Group qualifying at Talladega in 2014 and in this year’s Daytona 500 caused crashes and lots of ill feelings from drivers.
“It’s stupid,” said Clint Bowyer in February. “There’s no sense in doing this.”
Shortly after he failed to advance out of the first round, Tony Stewart posted this on his Twitter account:
“Today used to be about showcasing the hard work from the teams over the winter. Now it (sic) a complete embarrassment for our series.”
Even pole winner Jeff Gordon agreed the format was stressful.
“There’s so much going on in your mind,” Gordon said. “It’s literally like playing chess at 200 miles an hour. It’s pretty crazy.”
The rule change has left most drivers feeling relieved.
“It was a very unnecessary stress for everybody,” said Danica Patrick. “(With) the amount of conversations and meetings with drivers, I felt like I was on ‘Survivor’ and trying to make alliances. I found out the best thing to do was to not have any and just be the one that tags on the group, because nobody really cared if it was just one car.
“So apparently I wouldn’t have made it on ‘Survivor’ because I was trying to make too many alliances.”

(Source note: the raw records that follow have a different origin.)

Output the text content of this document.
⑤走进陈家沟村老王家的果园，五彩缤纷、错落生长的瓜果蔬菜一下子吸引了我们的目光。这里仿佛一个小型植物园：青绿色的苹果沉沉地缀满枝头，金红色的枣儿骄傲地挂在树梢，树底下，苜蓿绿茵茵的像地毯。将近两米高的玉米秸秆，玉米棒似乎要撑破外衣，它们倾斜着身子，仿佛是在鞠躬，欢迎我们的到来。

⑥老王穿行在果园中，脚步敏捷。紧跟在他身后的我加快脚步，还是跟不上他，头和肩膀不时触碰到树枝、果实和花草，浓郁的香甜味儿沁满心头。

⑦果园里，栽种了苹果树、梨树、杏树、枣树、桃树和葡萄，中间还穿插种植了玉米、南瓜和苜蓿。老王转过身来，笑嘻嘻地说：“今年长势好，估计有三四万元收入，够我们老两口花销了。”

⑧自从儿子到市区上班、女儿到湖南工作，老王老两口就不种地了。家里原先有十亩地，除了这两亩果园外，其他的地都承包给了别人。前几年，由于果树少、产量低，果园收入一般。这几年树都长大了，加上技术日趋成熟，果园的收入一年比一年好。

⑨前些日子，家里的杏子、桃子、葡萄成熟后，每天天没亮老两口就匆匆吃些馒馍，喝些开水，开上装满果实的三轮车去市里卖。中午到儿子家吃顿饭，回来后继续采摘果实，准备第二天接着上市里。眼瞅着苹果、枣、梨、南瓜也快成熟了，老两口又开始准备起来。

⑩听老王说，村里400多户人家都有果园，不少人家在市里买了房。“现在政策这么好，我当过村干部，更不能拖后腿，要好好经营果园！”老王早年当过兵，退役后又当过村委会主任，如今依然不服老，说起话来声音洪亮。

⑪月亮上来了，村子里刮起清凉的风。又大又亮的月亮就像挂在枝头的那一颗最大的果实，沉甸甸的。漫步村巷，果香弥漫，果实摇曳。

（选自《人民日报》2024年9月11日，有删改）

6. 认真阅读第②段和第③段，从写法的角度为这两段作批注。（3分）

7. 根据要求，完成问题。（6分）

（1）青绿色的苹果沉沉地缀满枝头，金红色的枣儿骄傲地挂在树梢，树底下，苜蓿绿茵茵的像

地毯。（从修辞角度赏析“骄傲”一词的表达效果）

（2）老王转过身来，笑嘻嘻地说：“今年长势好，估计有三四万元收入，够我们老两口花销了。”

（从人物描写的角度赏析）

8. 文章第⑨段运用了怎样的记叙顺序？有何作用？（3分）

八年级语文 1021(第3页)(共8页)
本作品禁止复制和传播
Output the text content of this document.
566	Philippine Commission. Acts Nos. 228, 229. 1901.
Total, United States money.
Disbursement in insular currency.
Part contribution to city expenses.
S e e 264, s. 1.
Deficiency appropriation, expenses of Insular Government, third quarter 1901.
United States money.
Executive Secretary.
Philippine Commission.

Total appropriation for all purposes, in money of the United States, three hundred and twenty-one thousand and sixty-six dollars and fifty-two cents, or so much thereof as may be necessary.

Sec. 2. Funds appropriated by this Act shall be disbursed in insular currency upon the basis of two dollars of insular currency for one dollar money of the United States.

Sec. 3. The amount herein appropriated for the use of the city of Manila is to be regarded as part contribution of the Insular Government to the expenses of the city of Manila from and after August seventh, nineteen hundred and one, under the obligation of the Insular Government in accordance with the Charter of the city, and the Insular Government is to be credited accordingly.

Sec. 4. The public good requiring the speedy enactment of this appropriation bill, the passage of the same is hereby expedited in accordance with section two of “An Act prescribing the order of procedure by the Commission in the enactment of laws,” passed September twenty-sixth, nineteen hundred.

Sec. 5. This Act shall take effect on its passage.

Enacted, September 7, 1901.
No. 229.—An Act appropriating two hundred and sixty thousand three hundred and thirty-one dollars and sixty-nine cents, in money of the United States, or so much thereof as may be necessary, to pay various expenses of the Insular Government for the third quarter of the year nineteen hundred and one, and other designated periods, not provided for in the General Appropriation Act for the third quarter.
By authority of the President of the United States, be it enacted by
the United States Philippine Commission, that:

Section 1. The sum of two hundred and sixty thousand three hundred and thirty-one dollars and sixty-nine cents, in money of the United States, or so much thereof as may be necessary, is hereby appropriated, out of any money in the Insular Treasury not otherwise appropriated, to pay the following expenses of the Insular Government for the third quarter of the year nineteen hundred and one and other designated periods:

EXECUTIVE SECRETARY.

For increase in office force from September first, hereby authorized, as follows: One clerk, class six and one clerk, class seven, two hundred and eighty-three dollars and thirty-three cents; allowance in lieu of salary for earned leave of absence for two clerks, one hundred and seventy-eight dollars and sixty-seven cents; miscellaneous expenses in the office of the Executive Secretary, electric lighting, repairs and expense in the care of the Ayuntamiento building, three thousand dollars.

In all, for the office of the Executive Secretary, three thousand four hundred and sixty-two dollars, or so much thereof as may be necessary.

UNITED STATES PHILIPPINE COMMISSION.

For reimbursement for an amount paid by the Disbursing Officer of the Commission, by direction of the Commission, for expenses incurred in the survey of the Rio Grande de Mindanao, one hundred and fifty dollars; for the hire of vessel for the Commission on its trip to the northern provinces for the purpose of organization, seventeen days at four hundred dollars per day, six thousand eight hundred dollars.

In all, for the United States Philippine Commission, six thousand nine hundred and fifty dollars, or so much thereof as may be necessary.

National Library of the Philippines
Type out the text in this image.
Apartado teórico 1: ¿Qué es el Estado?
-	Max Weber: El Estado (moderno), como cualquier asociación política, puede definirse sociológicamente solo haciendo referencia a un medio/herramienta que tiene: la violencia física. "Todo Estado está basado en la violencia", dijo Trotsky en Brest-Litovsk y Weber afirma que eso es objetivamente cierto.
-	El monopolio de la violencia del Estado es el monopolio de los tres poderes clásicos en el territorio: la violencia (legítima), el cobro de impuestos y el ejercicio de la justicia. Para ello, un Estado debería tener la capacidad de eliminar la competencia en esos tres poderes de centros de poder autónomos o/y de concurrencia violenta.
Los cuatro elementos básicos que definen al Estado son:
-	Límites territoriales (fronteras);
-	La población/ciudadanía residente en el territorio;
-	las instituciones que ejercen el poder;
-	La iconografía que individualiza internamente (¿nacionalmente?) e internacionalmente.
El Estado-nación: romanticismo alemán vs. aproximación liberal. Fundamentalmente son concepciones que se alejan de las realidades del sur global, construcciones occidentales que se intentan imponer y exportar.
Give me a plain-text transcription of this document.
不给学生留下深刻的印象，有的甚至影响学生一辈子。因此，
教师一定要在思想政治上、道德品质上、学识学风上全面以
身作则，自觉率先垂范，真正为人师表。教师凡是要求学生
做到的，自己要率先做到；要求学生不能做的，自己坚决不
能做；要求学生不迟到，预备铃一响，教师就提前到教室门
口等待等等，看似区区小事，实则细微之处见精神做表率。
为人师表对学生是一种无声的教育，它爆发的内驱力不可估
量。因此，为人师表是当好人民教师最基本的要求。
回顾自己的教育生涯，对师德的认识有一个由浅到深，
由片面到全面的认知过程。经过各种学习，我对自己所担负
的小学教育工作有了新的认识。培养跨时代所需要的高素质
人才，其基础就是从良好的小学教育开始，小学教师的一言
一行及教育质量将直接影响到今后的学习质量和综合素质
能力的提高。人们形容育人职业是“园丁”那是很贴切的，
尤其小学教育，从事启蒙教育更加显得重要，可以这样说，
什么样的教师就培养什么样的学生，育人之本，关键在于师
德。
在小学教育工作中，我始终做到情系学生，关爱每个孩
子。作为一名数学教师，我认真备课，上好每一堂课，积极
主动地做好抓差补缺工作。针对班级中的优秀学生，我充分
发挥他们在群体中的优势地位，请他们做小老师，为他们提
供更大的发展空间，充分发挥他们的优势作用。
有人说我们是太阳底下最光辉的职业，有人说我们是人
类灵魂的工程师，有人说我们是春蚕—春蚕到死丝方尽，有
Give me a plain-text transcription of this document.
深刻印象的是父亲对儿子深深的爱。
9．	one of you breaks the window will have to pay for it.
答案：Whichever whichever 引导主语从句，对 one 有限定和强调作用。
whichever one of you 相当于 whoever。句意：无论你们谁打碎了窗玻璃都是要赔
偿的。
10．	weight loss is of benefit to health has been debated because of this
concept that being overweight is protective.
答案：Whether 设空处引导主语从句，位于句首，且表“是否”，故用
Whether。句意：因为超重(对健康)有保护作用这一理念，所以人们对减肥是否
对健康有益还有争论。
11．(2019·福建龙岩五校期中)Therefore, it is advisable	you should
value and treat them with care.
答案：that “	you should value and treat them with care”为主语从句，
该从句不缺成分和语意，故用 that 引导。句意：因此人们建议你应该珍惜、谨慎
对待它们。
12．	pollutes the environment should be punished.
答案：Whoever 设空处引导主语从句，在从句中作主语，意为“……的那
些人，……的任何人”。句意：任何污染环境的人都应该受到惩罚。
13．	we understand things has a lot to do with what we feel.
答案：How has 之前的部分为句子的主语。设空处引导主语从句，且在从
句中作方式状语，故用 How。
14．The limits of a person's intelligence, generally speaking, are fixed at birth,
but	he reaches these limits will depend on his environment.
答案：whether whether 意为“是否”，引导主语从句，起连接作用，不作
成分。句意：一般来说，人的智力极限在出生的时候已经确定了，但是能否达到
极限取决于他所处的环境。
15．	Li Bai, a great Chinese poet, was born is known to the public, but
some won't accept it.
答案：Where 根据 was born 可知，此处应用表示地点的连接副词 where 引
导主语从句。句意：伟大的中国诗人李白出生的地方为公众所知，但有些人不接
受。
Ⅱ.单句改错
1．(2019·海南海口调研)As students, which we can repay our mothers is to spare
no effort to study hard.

Said Harvick, who called the qualifying at Talladega last October “the dumbest thing I’ve ever seen in my life:” “I think the sped-up single car process with one lap hopefully it makes as much sense as everybody thinks it’s going to. And make the process that much better. I think there have been a lot of things that have changed, but I think our qualifying change has been week-in and week-out probably one of the better changes that we have had in our sport in a while. I think when you look at the adjustment and the time everybody has put in; I hope it evolves to that on this weekend as well.”